Axel Grothey, MD: Right. Because response rate has always been higher with EGF receptor antibodies than with BEV beyond progression. It’s a different, cytostatic effect with BEV compared with a cytotoxic effect with EGF receptor antibody.

John Marshall, MD: But even if you skip second-line FOLFIRI [folinic acid, fluorouracil, irinotecan]-BEV, what it is, a 10% response rate? Whereas if you just need EGFRs in the right patient, you get up to 40% and 50%.

Axel Grothey, MD: Right. That’s actually an interesting point. We are overestimating the response rate in second line. If you look at the criteria for partial response, it’s really in the range of 10%. It’s not a lot.

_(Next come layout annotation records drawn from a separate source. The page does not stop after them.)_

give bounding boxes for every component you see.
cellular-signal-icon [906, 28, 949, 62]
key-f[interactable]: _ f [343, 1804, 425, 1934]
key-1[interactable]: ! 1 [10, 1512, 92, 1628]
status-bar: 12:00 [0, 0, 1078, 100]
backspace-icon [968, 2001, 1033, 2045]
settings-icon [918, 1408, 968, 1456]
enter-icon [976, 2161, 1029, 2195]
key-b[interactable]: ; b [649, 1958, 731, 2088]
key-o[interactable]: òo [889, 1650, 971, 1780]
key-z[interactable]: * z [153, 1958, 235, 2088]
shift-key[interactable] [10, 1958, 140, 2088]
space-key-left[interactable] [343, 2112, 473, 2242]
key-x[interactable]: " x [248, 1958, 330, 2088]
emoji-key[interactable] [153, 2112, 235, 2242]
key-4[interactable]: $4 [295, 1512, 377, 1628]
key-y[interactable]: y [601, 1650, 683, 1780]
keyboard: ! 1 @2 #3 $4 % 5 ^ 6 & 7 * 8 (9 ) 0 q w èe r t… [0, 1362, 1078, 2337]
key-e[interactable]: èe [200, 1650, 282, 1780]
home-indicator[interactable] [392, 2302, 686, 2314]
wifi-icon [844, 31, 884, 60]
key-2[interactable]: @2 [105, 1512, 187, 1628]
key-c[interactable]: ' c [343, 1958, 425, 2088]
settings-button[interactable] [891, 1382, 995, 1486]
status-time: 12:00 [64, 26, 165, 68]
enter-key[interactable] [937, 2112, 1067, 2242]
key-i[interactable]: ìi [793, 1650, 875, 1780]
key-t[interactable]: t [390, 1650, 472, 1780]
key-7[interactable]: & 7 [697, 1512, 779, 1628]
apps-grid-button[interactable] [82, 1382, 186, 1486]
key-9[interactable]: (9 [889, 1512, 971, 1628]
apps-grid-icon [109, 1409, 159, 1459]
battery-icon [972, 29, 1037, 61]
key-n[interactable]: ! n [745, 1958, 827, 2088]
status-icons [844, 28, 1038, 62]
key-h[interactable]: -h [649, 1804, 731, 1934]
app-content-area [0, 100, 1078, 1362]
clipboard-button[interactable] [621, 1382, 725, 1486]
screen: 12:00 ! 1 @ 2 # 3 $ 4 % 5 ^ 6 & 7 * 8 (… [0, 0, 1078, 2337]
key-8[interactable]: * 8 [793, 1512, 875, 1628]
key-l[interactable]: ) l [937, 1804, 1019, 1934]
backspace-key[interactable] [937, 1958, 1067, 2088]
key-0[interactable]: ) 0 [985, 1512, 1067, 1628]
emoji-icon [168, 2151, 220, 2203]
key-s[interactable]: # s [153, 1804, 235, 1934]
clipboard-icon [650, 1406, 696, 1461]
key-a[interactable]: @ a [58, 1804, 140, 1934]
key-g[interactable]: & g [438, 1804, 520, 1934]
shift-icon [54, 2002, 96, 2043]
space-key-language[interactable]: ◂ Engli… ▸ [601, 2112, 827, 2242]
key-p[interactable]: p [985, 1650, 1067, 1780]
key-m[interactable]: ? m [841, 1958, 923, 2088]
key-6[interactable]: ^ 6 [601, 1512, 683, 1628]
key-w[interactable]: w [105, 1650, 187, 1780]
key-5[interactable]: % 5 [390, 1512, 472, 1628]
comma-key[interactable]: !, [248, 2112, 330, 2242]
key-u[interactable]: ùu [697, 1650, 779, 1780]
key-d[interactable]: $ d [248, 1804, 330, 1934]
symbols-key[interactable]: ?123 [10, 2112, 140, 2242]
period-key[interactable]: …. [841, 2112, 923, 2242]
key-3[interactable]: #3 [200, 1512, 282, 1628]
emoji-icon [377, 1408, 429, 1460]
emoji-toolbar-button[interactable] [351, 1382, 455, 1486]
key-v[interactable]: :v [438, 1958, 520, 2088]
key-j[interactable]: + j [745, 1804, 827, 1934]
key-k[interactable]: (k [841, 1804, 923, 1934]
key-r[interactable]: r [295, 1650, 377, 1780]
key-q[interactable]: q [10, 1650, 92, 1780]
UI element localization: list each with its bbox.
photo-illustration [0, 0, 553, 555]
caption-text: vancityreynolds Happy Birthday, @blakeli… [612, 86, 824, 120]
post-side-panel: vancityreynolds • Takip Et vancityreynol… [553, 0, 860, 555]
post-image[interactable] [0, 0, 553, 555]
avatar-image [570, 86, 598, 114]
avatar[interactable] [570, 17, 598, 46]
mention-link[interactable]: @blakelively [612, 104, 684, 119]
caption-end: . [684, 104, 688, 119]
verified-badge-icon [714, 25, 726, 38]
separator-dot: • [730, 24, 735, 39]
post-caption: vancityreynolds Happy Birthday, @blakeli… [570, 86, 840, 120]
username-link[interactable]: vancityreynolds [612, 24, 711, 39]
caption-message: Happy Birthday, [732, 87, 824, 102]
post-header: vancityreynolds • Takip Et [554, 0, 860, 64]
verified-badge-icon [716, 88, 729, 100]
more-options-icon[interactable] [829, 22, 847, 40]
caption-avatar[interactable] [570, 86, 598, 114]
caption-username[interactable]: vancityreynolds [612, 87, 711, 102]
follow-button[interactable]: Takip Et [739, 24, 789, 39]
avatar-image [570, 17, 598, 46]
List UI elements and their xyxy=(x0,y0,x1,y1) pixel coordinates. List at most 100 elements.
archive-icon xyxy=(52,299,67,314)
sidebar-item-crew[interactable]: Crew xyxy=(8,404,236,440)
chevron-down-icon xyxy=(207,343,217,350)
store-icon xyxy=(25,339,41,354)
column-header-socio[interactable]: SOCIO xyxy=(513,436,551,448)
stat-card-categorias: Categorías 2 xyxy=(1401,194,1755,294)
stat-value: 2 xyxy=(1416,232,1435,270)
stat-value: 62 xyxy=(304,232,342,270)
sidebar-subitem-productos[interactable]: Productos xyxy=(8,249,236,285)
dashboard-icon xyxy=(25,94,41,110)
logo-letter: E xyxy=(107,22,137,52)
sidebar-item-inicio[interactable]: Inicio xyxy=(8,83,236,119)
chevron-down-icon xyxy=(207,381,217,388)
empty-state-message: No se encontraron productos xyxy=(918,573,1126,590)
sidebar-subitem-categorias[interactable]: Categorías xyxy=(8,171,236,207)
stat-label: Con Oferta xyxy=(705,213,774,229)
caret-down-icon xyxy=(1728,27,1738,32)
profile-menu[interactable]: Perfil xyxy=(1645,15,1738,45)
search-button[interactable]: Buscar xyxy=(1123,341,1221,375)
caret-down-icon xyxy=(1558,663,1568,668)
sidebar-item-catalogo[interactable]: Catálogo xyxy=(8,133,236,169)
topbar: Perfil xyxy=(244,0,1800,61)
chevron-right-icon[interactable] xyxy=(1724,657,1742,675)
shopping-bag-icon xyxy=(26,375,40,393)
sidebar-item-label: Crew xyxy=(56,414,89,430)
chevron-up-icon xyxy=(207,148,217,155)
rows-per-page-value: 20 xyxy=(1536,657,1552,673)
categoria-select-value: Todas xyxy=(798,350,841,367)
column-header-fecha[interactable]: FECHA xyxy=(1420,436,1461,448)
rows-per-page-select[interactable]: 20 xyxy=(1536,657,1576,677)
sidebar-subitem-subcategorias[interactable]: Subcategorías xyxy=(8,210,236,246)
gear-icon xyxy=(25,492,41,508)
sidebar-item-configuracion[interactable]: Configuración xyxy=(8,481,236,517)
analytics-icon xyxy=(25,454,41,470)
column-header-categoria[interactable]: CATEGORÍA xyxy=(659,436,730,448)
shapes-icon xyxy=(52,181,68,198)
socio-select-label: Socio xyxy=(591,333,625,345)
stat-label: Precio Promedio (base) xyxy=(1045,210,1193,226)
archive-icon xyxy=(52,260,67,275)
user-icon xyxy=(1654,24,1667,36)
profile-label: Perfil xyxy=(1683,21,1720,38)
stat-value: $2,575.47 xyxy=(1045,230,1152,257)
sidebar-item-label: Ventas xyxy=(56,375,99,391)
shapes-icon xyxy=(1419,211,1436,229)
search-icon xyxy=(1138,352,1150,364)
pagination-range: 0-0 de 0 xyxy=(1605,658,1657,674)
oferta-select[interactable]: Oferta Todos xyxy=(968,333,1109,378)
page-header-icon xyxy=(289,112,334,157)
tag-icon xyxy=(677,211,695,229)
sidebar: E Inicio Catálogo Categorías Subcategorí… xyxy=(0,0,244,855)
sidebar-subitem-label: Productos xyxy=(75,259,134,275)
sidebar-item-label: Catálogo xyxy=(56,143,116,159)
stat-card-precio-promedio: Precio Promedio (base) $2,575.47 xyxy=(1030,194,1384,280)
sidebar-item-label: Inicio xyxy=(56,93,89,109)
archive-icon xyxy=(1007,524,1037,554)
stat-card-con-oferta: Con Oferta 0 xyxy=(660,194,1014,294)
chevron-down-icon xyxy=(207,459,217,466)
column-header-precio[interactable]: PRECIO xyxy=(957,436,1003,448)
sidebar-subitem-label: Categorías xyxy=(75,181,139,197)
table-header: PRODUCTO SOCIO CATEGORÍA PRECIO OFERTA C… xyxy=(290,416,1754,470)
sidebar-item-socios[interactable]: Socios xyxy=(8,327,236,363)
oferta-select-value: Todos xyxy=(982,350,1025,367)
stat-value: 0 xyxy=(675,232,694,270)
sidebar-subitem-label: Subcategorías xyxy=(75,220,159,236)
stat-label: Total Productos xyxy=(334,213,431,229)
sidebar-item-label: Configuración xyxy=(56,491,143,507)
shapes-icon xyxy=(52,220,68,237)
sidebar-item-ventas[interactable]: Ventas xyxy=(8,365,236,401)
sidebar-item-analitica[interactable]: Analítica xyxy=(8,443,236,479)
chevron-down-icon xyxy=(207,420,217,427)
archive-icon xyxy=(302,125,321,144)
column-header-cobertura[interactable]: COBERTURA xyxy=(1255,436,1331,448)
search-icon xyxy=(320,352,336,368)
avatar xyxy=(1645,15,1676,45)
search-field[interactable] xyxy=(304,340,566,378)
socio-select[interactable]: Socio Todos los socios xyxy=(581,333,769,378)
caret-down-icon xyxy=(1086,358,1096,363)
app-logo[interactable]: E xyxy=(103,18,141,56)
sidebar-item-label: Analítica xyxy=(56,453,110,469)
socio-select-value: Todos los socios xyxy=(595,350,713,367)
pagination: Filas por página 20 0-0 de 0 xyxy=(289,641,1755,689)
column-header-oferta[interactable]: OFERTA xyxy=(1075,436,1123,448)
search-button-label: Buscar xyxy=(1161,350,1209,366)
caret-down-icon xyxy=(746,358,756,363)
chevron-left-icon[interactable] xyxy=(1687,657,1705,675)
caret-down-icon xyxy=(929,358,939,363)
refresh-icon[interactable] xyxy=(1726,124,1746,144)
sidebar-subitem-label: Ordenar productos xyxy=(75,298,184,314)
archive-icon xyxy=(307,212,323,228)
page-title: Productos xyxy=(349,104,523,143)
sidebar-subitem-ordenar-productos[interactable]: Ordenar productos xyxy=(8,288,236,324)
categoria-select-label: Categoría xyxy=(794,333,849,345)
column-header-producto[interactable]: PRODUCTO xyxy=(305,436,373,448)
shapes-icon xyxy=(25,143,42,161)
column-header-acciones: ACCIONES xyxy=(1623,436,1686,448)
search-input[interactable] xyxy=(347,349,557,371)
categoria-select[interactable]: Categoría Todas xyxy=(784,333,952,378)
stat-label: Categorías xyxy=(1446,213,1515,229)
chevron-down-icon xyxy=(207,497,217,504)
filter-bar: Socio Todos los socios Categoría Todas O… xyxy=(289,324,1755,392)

John Marshall, MD: That’s important; as we all get to our third-line options, everybody says, “Well, you don’t get responses with those.” Well, frankly you don’t get that many responses in what you are enthusiastically giving in the second line, right?

Axel Grothey, MD: Right.

John Marshall, MD: That’s an important reset after that initial response, apart from a BRAF, or an EGFR, or an MSI, or HER2, if you find one, you’re not going to get a response no matter what you do. Those are the lines of therapy.

Axel Grothey, MD: Right.

John Marshall, MD: Irinotecan may be included; other biologics maybe, depending on the progression. Do you ever, and this is a bit of a provocative because I have 1 patient on this right now where I’ve given regorafenib [REGO], in what is in essence second line, because the patient doesn’t want to go to the more intensive intravenous therapy. We kind of know how to handle the drug better and it’s sort of maintenance too for me with a low-volume, good performance status patient. Have you ever done something crazy such as that?

Axel Grothey, MD: It’s not crazy. Patients tell us and guide us. It’s shared decision-making. It’s not, OK, you can push your FOLFIRI back through into the patient. You know, some patients want to have oral treatments.

And now that we have better ways to handle regorafenib in terms of toxicity management, etc, dosing strategies, it is worthwhile at least considering that. It’s not that common because, again, it’s clearly not for patients where you need a response to salvage or to get patients out of a threatening situation. Because REGO doesn’t induce responses. Same as TAS-102 [trifluridine–tipiracil], it’s the partner molecule, more or less. But it is 1 other option, and the more options we have, the better it is.

John Marshall, MD: Yes. I mean we all, for fear of not getting paid, to be blunt, we want to stick to our guidelines and our lines of therapy. And so many of these companies require us to fill out what line of therapy you’re in in order to get reimbursed. And I get that, and we don’t want to be missing expensive medicines. But at the same time, having a little bit of leeway to me is appropriate. And I believe some of these, what we call third-line therapies, in that good responding, good biology patient might in fact have some interesting…settings when patients still have excellent performance status and want rates from the unit.